I have an excuse for everything. Well, not everything, but definitely for my lack of writing. And most of the time I believe them.
Myth: It’s the holidays, I’m too damn busy to write
Truth: I have time to read all the blogs and play computer games plus most of my shopping is done.
Myth: I have writer’s block
Truth: I’m writing this, aren’t I? Plus I just finished a workshop over at Romance Central's Forums. I can write anything I want, there is no block.
Myth: I’m unmotivated.
Truth: Motivation is self-created. We make our own motivation, it is not like the weather for which we have no control.
Myth: The kids are driving me crazy.
Truth: Well, this is true, but it has been true for the last 5 years, so it really doesn’t play into my writing.
Truth: I am more concerned about the chance of my work selling and whether or not an editor is going to bother reading it.

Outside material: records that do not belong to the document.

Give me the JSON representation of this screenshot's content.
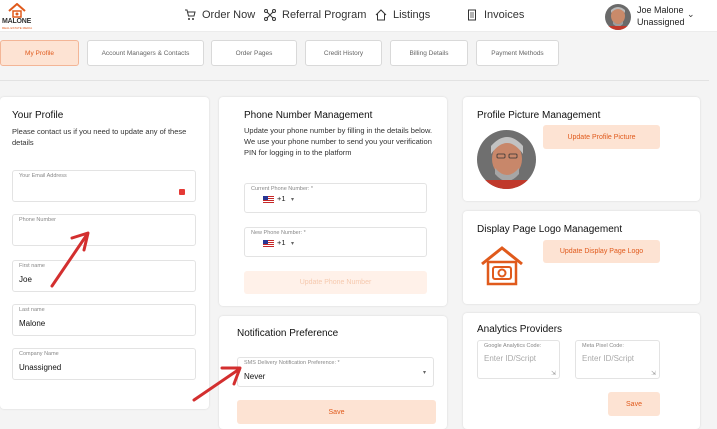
{
  "brand": {
    "logo_text": "MALONE",
    "logo_sub": "REAL ESTATE MEDIA",
    "accent": "#e05a1c"
  },
  "nav": {
    "items": [
      {
        "label": "Order Now",
        "icon": "cart-icon"
      },
      {
        "label": "Referral Program",
        "icon": "network-icon"
      },
      {
        "label": "Listings",
        "icon": "home-icon"
      },
      {
        "label": "Invoices",
        "icon": "document-icon"
      }
    ],
    "user": {
      "name": "Joe Malone",
      "status": "Unassigned"
    }
  },
  "tabs": [
    "My Profile",
    "Account Managers & Contacts",
    "Order Pages",
    "Credit History",
    "Billing Details",
    "Payment Methods"
  ],
  "profile": {
    "title": "Your Profile",
    "description": "Please contact us if you need to update any of these details",
    "email_label": "Your Email Address",
    "phone_label": "Phone Number",
    "first_label": "First name",
    "first_value": "Joe",
    "last_label": "Last name",
    "last_value": "Malone",
    "company_label": "Company Name",
    "company_value": "Unassigned"
  },
  "phone_mgmt": {
    "title": "Phone Number Management",
    "description": "Update your phone number by filling in the details below. We use your phone number to send you your verification PIN for logging in to the platform",
    "current_label": "Current Phone Number: *",
    "new_label": "New Phone Number: *",
    "country_code": "+1",
    "button": "Update Phone Number"
  },
  "notification": {
    "title": "Notification Preference",
    "label": "SMS Delivery Notification Preference: *",
    "value": "Never",
    "button": "Save"
  },
  "picture": {
    "title": "Profile Picture Management",
    "button": "Update Profile Picture"
  },
  "logo_mgmt": {
    "title": "Display Page Logo Management",
    "button": "Update Display Page Logo"
  },
  "analytics": {
    "title": "Analytics Providers",
    "ga_label": "Google Analytics Code:",
    "ga_placeholder": "Enter ID/Script",
    "pixel_label": "Meta Pixel Code:",
    "pixel_placeholder": "Enter ID/Script",
    "button": "Save"
  }
}
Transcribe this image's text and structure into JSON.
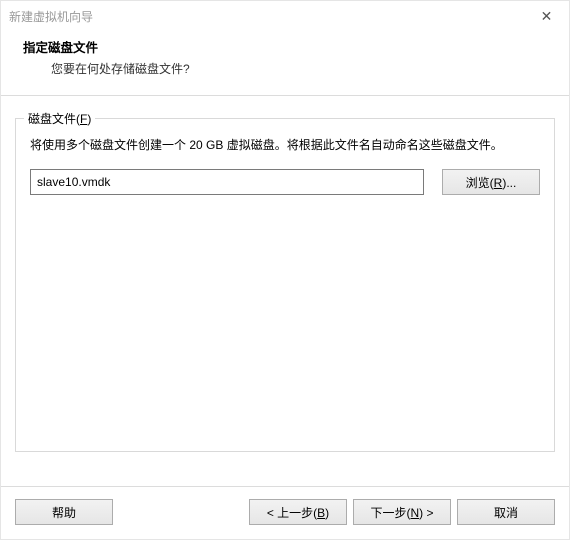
{
  "window": {
    "title": "新建虚拟机向导"
  },
  "header": {
    "title": "指定磁盘文件",
    "subtitle": "您要在何处存储磁盘文件?"
  },
  "fieldset": {
    "legend_pre": "磁盘文件(",
    "legend_key": "F",
    "legend_post": ")",
    "description": "将使用多个磁盘文件创建一个 20 GB 虚拟磁盘。将根据此文件名自动命名这些磁盘文件。",
    "filename": "slave10.vmdk",
    "browse_pre": "浏览(",
    "browse_key": "R",
    "browse_post": ")..."
  },
  "footer": {
    "help": "帮助",
    "back_pre": "< 上一步(",
    "back_key": "B",
    "back_post": ")",
    "next_pre": "下一步(",
    "next_key": "N",
    "next_post": ") >",
    "cancel": "取消"
  }
}
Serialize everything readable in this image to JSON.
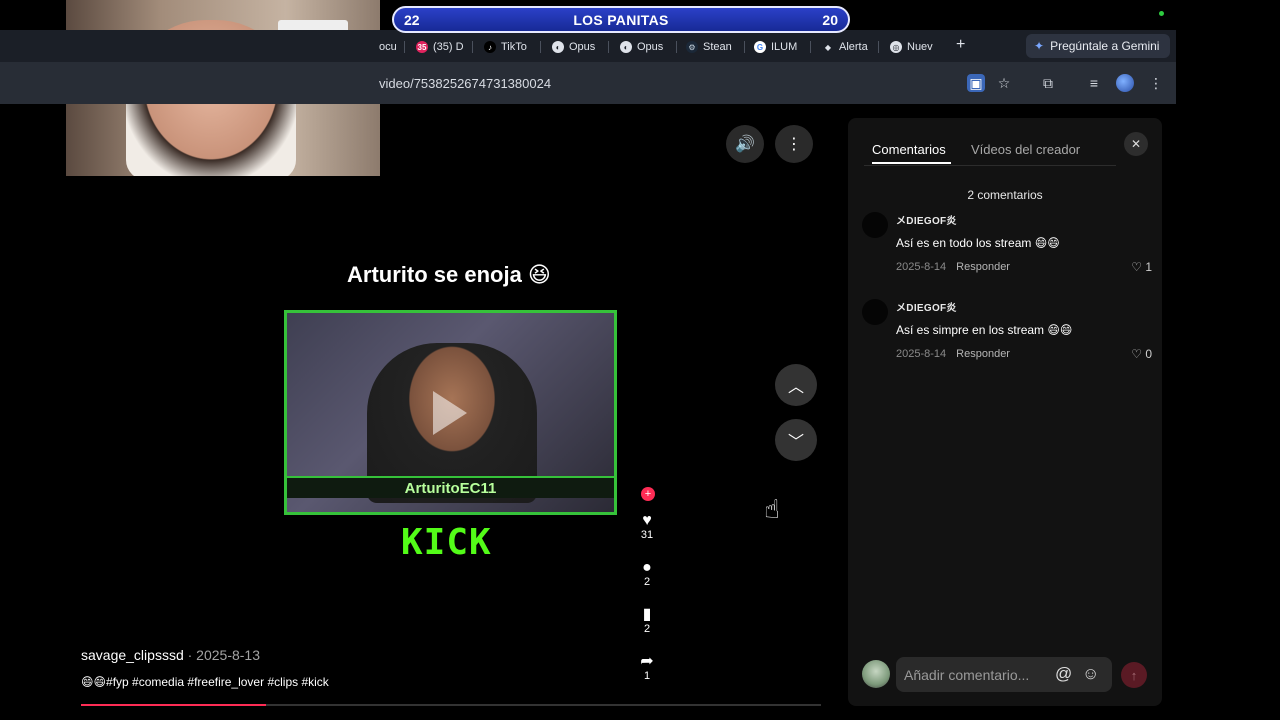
{
  "scoreboard": {
    "left_score": "22",
    "title": "LOS PANITAS",
    "right_score": "20"
  },
  "browser": {
    "tabs": [
      {
        "label": "ocu",
        "icon": "document-icon"
      },
      {
        "label": "(35) D",
        "icon": "notification-icon"
      },
      {
        "label": "TikTo",
        "icon": "tiktok-icon"
      },
      {
        "label": "Opus",
        "icon": "opus-icon"
      },
      {
        "label": "Opus",
        "icon": "opus-icon"
      },
      {
        "label": "Stean",
        "icon": "steam-icon"
      },
      {
        "label": "ILUM",
        "icon": "google-icon"
      },
      {
        "label": "Alerta",
        "icon": "alert-icon"
      },
      {
        "label": "Nuev",
        "icon": "chrome-icon"
      }
    ],
    "gemini_label": "Pregúntale a Gemini",
    "url": "video/7538252674731380024"
  },
  "video": {
    "title": "Arturito se enoja 😆",
    "streamer_name": "ArturitoEC11",
    "brand": "KICK",
    "likes": "31",
    "comments": "2",
    "saves": "2",
    "shares": "1",
    "progress_percent": 25
  },
  "caption": {
    "author": "savage_clipsssd",
    "date": " · 2025-8-13",
    "hashtags": "😄😄#fyp #comedia #freefire_lover #clips #kick"
  },
  "panel": {
    "tab_comments": "Comentarios",
    "tab_creator": "Vídeos del creador",
    "count": "2 comentarios",
    "comments": [
      {
        "user": "メDIEGOF炎",
        "text": "Así es en todo los stream 😄😄",
        "date": "2025-8-14",
        "reply": "Responder",
        "likes": "1"
      },
      {
        "user": "メDIEGOF炎",
        "text": "Así es simpre en los stream 😄😄",
        "date": "2025-8-14",
        "reply": "Responder",
        "likes": "0"
      }
    ],
    "input_placeholder": "Añadir comentario..."
  }
}
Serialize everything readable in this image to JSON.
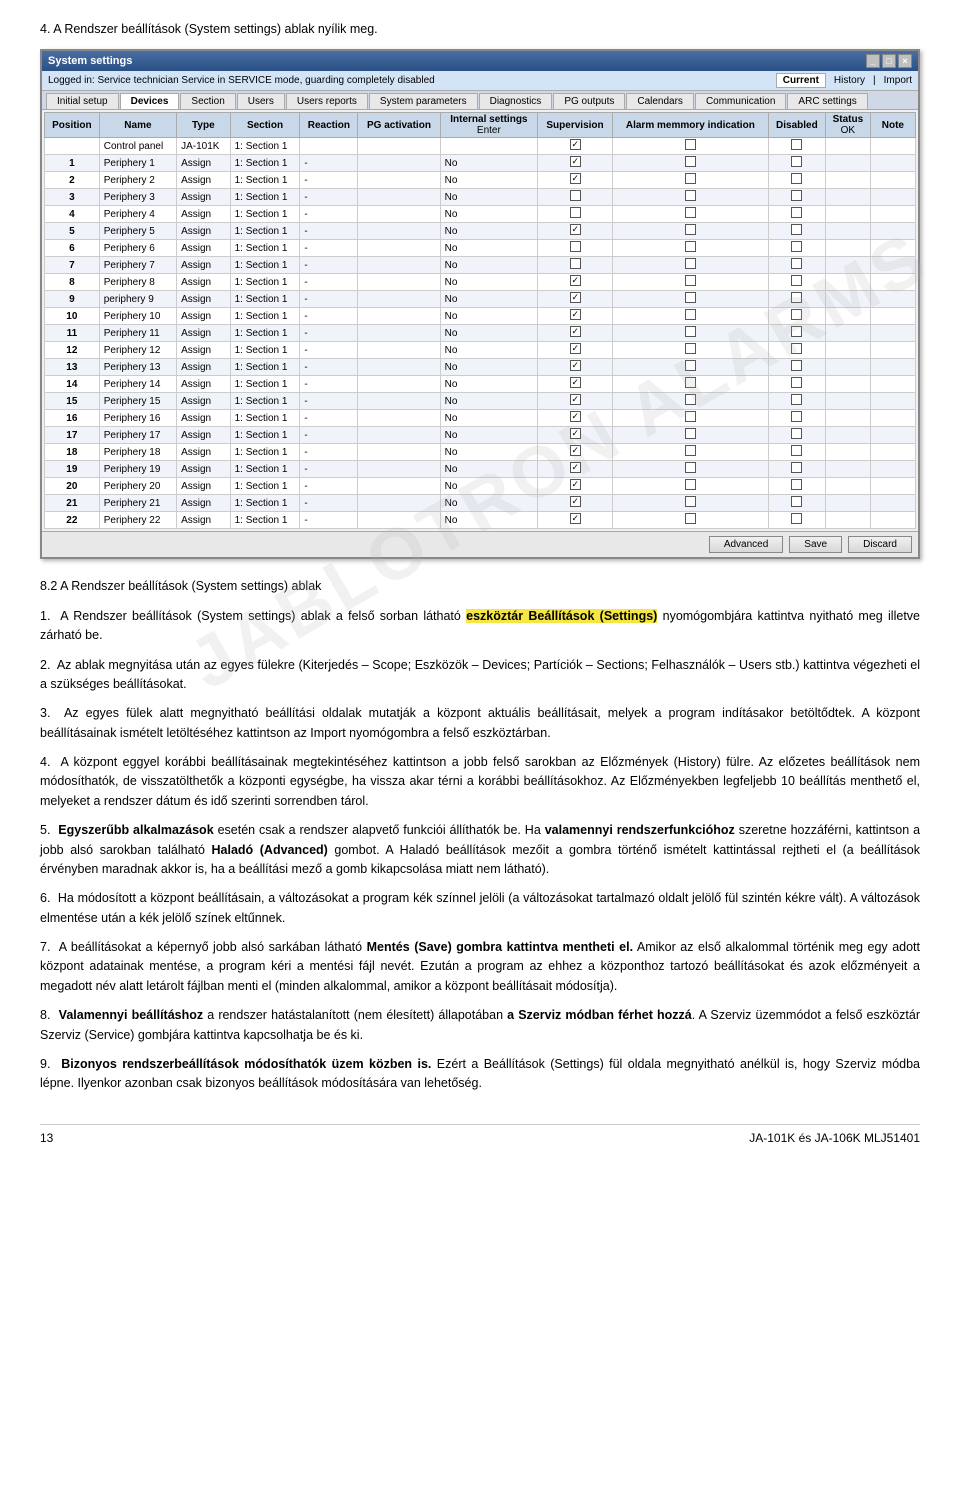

Myth: It should dictate everything I write.
When I first started writing, I didn’t worry about the market. I didn’t worry about whether I had a story that could sell or characters that fit the ideal of an editor or agent. I wrote the story of my heart as it were. I wrote what gave me pleasure. Now that I’ve started submitting, I find much of the joy has left my writing. I try too hard. Does this story have the right hook? Does it have the elements required to sell a novel? I really resent this way of thinking. I long for the days when I sat down and wrote for the pure pleasure of it. I think back fondly to the time when I didn’t have a clue what a “guideline” was. Sadly enough, I can never return to that place. I need to find the balance between what my mind and heart want, forcing them to work together to create a book I can be proud of and enjoy writing.